Он страстно любил свою дочь, но держал ее строго. По его понятиям, женщина, воспитанная в благочестивых правилах, должна была избегать рассеянной жизни и «ассамблей», и Вера Александровна лишь изредка и не иначе, как по желанию императрицы, являлась на дворцовые пирушки. Театр не был еще основан, но устраивались иногда домашние спектакли, и Елизавета уговорила Александра Ивановича повезти молодую девушку на представление «Синава и Трувора», пьесы, которую давали, кажется, в кадетском корпусе. По рассказам, доходившим до нее, Вера Александровна не могла никак составить себе ясного понятия о театре, и сердце ее сильно билось от любопытства и нетерпения, пока она подвязывала свои фижмы и наклеивала мушки, чтоб ехать с отцом в кадетский корпус. Действительность превзошла все ее ожидания. «Синав и Трувор» ознакомили ее с совершенно новым миром. До самой глубокой старости она не могла забыть впечатления, вынесенного ею из этого представления. Она нашла такое величие в игре актеров, в их костюмах, в их декламации, что долго не могла ни говорить ни думать ни о чем другом, и варяжские князья нередко являлись ей во сне.
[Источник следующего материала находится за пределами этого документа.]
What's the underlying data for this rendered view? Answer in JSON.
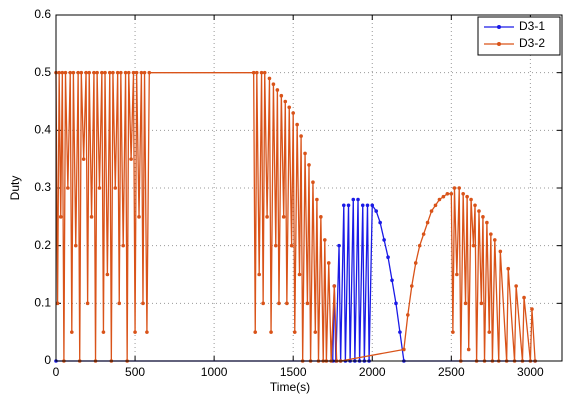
{
  "chart_data": {
    "type": "line",
    "xlabel": "Time(s)",
    "ylabel": "Duty",
    "xlim": [
      0,
      3200
    ],
    "xticks": [
      0,
      500,
      1000,
      1500,
      2000,
      2500,
      3000
    ],
    "ylim": [
      0,
      0.6
    ],
    "yticks": [
      0,
      0.1,
      0.2,
      0.3,
      0.4,
      0.5,
      0.6
    ],
    "grid": true,
    "legend": "upper right",
    "series": [
      {
        "name": "D3-1",
        "color": "#1a1ae6",
        "x": [
          0,
          1750,
          1760,
          1770,
          1790,
          1800,
          1820,
          1830,
          1850,
          1860,
          1880,
          1890,
          1910,
          1920,
          1940,
          1950,
          1970,
          1980,
          2000,
          2025,
          2050,
          2075,
          2100,
          2125,
          2150,
          2175,
          2200,
          3030
        ],
        "values": [
          0,
          0,
          0.13,
          0,
          0.2,
          0,
          0.27,
          0,
          0.27,
          0,
          0.28,
          0,
          0.28,
          0,
          0.27,
          0,
          0.27,
          0,
          0.27,
          0.26,
          0.24,
          0.21,
          0.18,
          0.14,
          0.1,
          0.05,
          0,
          0
        ]
      },
      {
        "name": "D3-2",
        "color": "#d95319",
        "x": [
          0,
          10,
          20,
          30,
          40,
          50,
          60,
          75,
          90,
          100,
          110,
          125,
          140,
          150,
          160,
          175,
          190,
          200,
          210,
          225,
          240,
          250,
          260,
          275,
          290,
          300,
          310,
          325,
          340,
          350,
          360,
          375,
          390,
          400,
          410,
          425,
          440,
          450,
          460,
          475,
          490,
          500,
          510,
          525,
          540,
          550,
          560,
          575,
          590,
          1250,
          1260,
          1270,
          1285,
          1300,
          1310,
          1320,
          1335,
          1350,
          1360,
          1375,
          1390,
          1400,
          1410,
          1425,
          1440,
          1450,
          1460,
          1475,
          1490,
          1500,
          1510,
          1525,
          1540,
          1550,
          1560,
          1575,
          1590,
          1600,
          1610,
          1625,
          1640,
          1650,
          1660,
          1675,
          1690,
          1700,
          1710,
          1725,
          1740,
          1760,
          1775,
          1800,
          2200,
          2225,
          2250,
          2275,
          2300,
          2325,
          2350,
          2375,
          2400,
          2425,
          2450,
          2475,
          2500,
          2510,
          2520,
          2535,
          2550,
          2560,
          2575,
          2590,
          2600,
          2610,
          2625,
          2640,
          2650,
          2660,
          2675,
          2690,
          2700,
          2710,
          2725,
          2740,
          2750,
          2760,
          2775,
          2800,
          2810,
          2850,
          2860,
          2900,
          2910,
          2950,
          2960,
          3000,
          3010,
          3030
        ],
        "values": [
          0.5,
          0.1,
          0.5,
          0.25,
          0.5,
          0,
          0.5,
          0.3,
          0.5,
          0.05,
          0.5,
          0.2,
          0.5,
          0,
          0.5,
          0.35,
          0.5,
          0.1,
          0.5,
          0.25,
          0.5,
          0,
          0.5,
          0.3,
          0.5,
          0.05,
          0.5,
          0.15,
          0.5,
          0,
          0.5,
          0.3,
          0.5,
          0.1,
          0.5,
          0.2,
          0.5,
          0,
          0.5,
          0.35,
          0.5,
          0.05,
          0.5,
          0.25,
          0.5,
          0.1,
          0.5,
          0.05,
          0.5,
          0.5,
          0.05,
          0.5,
          0.15,
          0.5,
          0.1,
          0.5,
          0.25,
          0.49,
          0.05,
          0.48,
          0.2,
          0.47,
          0.1,
          0.46,
          0.25,
          0.45,
          0.1,
          0.44,
          0.2,
          0.43,
          0.05,
          0.41,
          0.15,
          0.39,
          0,
          0.36,
          0.1,
          0.34,
          0,
          0.31,
          0.05,
          0.28,
          0,
          0.25,
          0,
          0.21,
          0,
          0.17,
          0,
          0.13,
          0,
          0,
          0.02,
          0.08,
          0.13,
          0.17,
          0.2,
          0.22,
          0.24,
          0.26,
          0.27,
          0.28,
          0.285,
          0.29,
          0.29,
          0.05,
          0.3,
          0.15,
          0.3,
          0,
          0.29,
          0.1,
          0.285,
          0.02,
          0.28,
          0.2,
          0.27,
          0,
          0.26,
          0.1,
          0.25,
          0,
          0.24,
          0.05,
          0.22,
          0,
          0.21,
          0,
          0.19,
          0,
          0.16,
          0,
          0.13,
          0,
          0.11,
          0,
          0.09,
          0
        ]
      }
    ]
  }
}
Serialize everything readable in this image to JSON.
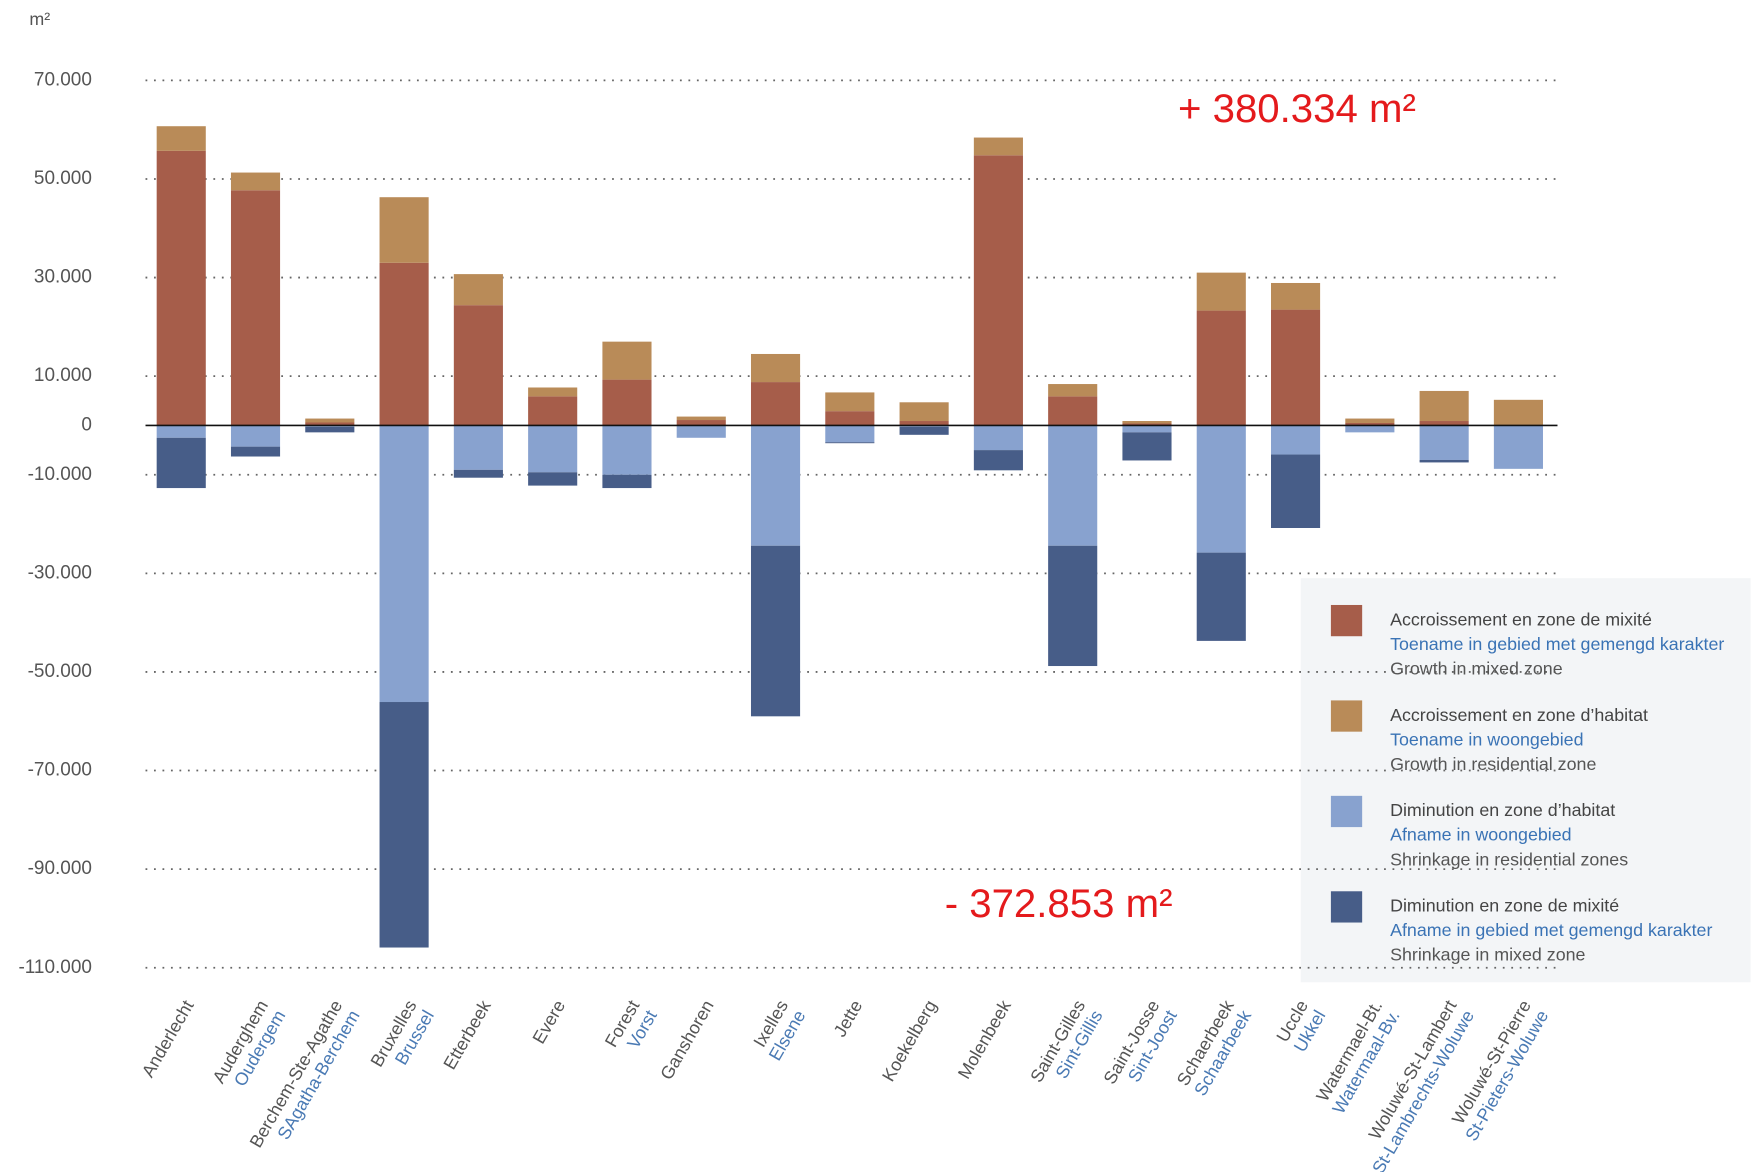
{
  "chart_data": {
    "type": "bar",
    "stacked": true,
    "y_label": "m²",
    "annotations": [
      "+ 380.334 m²",
      "- 372.853 m²"
    ],
    "categories": [
      [
        "Anderlecht"
      ],
      [
        "Auderghem",
        "Oudergem"
      ],
      [
        "Berchem-Ste-Agathe",
        "SAgatha-Berchem"
      ],
      [
        "Bruxelles",
        "Brussel"
      ],
      [
        "Etterbeek"
      ],
      [
        "Evere"
      ],
      [
        "Forest",
        "Vorst"
      ],
      [
        "Ganshoren"
      ],
      [
        "Ixelles",
        "Elsene"
      ],
      [
        "Jette"
      ],
      [
        "Koekelberg"
      ],
      [
        "Molenbeek"
      ],
      [
        "Saint-Gilles",
        "Sint-Gillis"
      ],
      [
        "Saint-Josse",
        "Sint-Joost"
      ],
      [
        "Schaerbeek",
        "Schaarbeek"
      ],
      [
        "Uccle",
        "Ukkel"
      ],
      [
        "Watermael-Bt.",
        "Watermaal-Bv."
      ],
      [
        "Woluwé-St-Lambert",
        "St-Lambrechts-Woluwe"
      ],
      [
        "Woluwé-St-Pierre",
        "St-Pieters-Woluwe"
      ]
    ],
    "series": [
      {
        "name": [
          "Accroissement en zone de mixité",
          "Toename in gebied met gemengd karakter",
          "Growth in mixed zone"
        ],
        "color": "#a65d4a",
        "values": [
          55700,
          47700,
          600,
          33000,
          24400,
          5900,
          9300,
          1100,
          8800,
          2900,
          900,
          54800,
          5900,
          400,
          23300,
          23500,
          500,
          900,
          0
        ]
      },
      {
        "name": [
          "Accroissement en zone d’habitat",
          "Toename in woongebied",
          "Growth in residential zone"
        ],
        "color": "#b98b58",
        "values": [
          5000,
          3600,
          800,
          13300,
          6300,
          1800,
          7700,
          700,
          5700,
          3800,
          3800,
          3600,
          2500,
          500,
          7700,
          5400,
          900,
          6100,
          5200
        ]
      },
      {
        "name": [
          "Diminution en zone d’habitat",
          "Afname in woongebied",
          "Shrinkage in residential zones"
        ],
        "color": "#88a2cf",
        "values": [
          -2500,
          -4300,
          -300,
          -56100,
          -9000,
          -9500,
          -10000,
          -2500,
          -24400,
          -3400,
          -300,
          -5000,
          -24400,
          -1400,
          -25800,
          -5900,
          -1400,
          -7000,
          -8800
        ]
      },
      {
        "name": [
          "Diminution en zone de mixité",
          "Afname in gebied met gemengd karakter",
          "Shrinkage in mixed zone"
        ],
        "color": "#475d88",
        "values": [
          -10200,
          -2000,
          -1100,
          -49800,
          -1600,
          -2700,
          -2700,
          0,
          -34600,
          -200,
          -1600,
          -4100,
          -24400,
          -5700,
          -17900,
          -14900,
          0,
          -500,
          0
        ]
      }
    ],
    "ylim": [
      -110000,
      70000
    ],
    "yticks": [
      {
        "value": 70000,
        "label": "70.000"
      },
      {
        "value": 50000,
        "label": "50.000"
      },
      {
        "value": 30000,
        "label": "30.000"
      },
      {
        "value": 10000,
        "label": "10.000"
      },
      0,
      {
        "value": -10000,
        "label": "-10.000"
      },
      {
        "value": -30000,
        "label": "-30.000"
      },
      {
        "value": -50000,
        "label": "-50.000"
      },
      {
        "value": -70000,
        "label": "-70.000"
      },
      {
        "value": -90000,
        "label": "-90.000"
      },
      {
        "value": -110000,
        "label": "-110.000"
      }
    ],
    "grid": true
  }
}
Однако отец, желая ее удалить от светских удовольствий, требовал от нее серьезных занятий. Короткая его связь с Иваном Ивановичем Шуваловым и знакомство с Ломоносовым научили его глубоко уважать науку. Он ввел молодую девушку в их кружок, но, к сожалению, об ее знакомстве с ними не сохранилось в ее семействе никаких подробных воспоминаний. Рассказывают только, что она говорила о них с восторгом, и что Ломоносов единственный человек, которому аристократка прощала его плебейское происхождение. Но, несмотря на все свое уважение к Шувалову, она упрекала его однако в том, что он не принес России всей пользы, которую мог бы принести ей при своем влиянии. «Он основал университет, да молится на него, – говорила она. – Основание университета, точно, великое дело, да университета не довольно. Умели же Долгорукие убедить императрицу Анну, в чем хотели; а Иван Иванович чего смотрел?»